If you use a windows system, you need know that backslashes – "\" – have a special meaning for R, they work as escape characters. For example the string "\n" means newline, and "\t" means tab. Thus R gets confused when you put backslashes into string literals, such as Windows path names. R has a simple solution: you simply use forward slashes instead of backslashes when you specify paths, and R will translate them correctly when it talks to your operating system. Instead of C:\documents\projectfiles you write C:/documents/projectfiles.
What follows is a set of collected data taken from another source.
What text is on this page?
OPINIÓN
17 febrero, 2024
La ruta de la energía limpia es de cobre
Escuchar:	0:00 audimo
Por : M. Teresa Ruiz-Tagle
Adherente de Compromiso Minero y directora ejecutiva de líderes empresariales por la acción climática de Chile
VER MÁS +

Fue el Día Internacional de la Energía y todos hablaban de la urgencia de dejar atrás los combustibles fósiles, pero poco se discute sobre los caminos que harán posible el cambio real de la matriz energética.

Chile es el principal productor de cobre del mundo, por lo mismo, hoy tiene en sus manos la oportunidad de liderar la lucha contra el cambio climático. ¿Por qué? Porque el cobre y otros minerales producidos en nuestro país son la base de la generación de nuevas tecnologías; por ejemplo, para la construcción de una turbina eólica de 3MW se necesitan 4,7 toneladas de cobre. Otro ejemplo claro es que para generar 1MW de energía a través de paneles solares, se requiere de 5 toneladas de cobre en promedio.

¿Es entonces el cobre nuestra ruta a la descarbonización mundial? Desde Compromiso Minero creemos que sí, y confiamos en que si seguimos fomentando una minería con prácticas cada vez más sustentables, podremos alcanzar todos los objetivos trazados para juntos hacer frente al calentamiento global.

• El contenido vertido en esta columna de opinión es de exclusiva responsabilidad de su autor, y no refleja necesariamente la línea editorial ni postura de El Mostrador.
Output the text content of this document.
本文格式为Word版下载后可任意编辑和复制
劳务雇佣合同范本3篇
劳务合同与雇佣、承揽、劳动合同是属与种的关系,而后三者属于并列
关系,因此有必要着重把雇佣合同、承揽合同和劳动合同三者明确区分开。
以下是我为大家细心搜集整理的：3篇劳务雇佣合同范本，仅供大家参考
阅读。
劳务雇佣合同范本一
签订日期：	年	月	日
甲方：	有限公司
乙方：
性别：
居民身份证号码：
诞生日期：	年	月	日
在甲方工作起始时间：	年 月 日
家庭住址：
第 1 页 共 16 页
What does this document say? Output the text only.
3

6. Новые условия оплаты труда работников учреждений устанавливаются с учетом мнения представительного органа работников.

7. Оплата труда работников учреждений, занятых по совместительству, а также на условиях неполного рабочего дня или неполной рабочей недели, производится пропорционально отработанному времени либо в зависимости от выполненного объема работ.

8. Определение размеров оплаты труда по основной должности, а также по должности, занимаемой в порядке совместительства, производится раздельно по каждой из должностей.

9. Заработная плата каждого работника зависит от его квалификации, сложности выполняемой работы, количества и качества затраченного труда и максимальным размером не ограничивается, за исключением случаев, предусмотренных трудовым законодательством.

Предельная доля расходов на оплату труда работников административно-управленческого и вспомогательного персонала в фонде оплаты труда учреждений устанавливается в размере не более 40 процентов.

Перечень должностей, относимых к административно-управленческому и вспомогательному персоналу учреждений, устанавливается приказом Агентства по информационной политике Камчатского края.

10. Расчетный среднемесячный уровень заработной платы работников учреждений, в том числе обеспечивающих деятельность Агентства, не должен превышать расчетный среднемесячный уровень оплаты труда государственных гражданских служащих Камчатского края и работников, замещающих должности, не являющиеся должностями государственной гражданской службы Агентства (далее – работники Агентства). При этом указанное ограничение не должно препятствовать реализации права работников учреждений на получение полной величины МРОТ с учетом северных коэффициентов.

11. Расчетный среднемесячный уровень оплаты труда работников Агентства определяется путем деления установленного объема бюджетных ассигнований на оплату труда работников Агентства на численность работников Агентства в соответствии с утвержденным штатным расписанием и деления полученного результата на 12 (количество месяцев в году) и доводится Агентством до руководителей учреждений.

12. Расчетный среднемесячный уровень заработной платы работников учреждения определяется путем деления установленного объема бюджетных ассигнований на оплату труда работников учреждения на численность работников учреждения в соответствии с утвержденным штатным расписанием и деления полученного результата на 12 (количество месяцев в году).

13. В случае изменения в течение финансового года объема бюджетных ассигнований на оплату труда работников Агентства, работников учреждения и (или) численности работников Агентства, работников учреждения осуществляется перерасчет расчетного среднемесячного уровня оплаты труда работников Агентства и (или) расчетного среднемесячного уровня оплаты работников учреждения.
Also note that on Windows the ~ tilde is a shorthand for the directory in which R is installed, not the user's home directory.


My home directory...

> setwd("~") # Note: ~ is the "tilde" - the squiggly line - not the straight hyphen
> getwd()
[1] "/Users/steipe"

Relative path: home directory, up one level, then down into chen's home directory)

> setwd("~/../chen")
> getwd()
[1] "/Users/chen"

Absolute path: specify the entire string)

> setwd("/Users/steipe/abc/R_samples")
> getwd()
[1] "Users/steipe/abc/R_samples"


In RStudio you can use the Session → Set Working Directory menu. This includes the useful option to set the current project directory as the working directory.


Task:
Since you have gone through the script of the BasicSetup project, your working directory should be set to this project directory (I have configured the project to do this automatically.)

  1. Figure out the path to its parent directory - i.e. the course- or workshop directory you created at the beginning.
  2. Use setwd("<your/path/and/directory/name>") to set the working directory to the course directory.
  3. Confirm that this has worked by typing getwd() and list.files().

The Working Directory functions can also be accessed through the Menu, under Misc.


 
  1. The Terminal app is in the Utilities sub-folder of your Applications folder.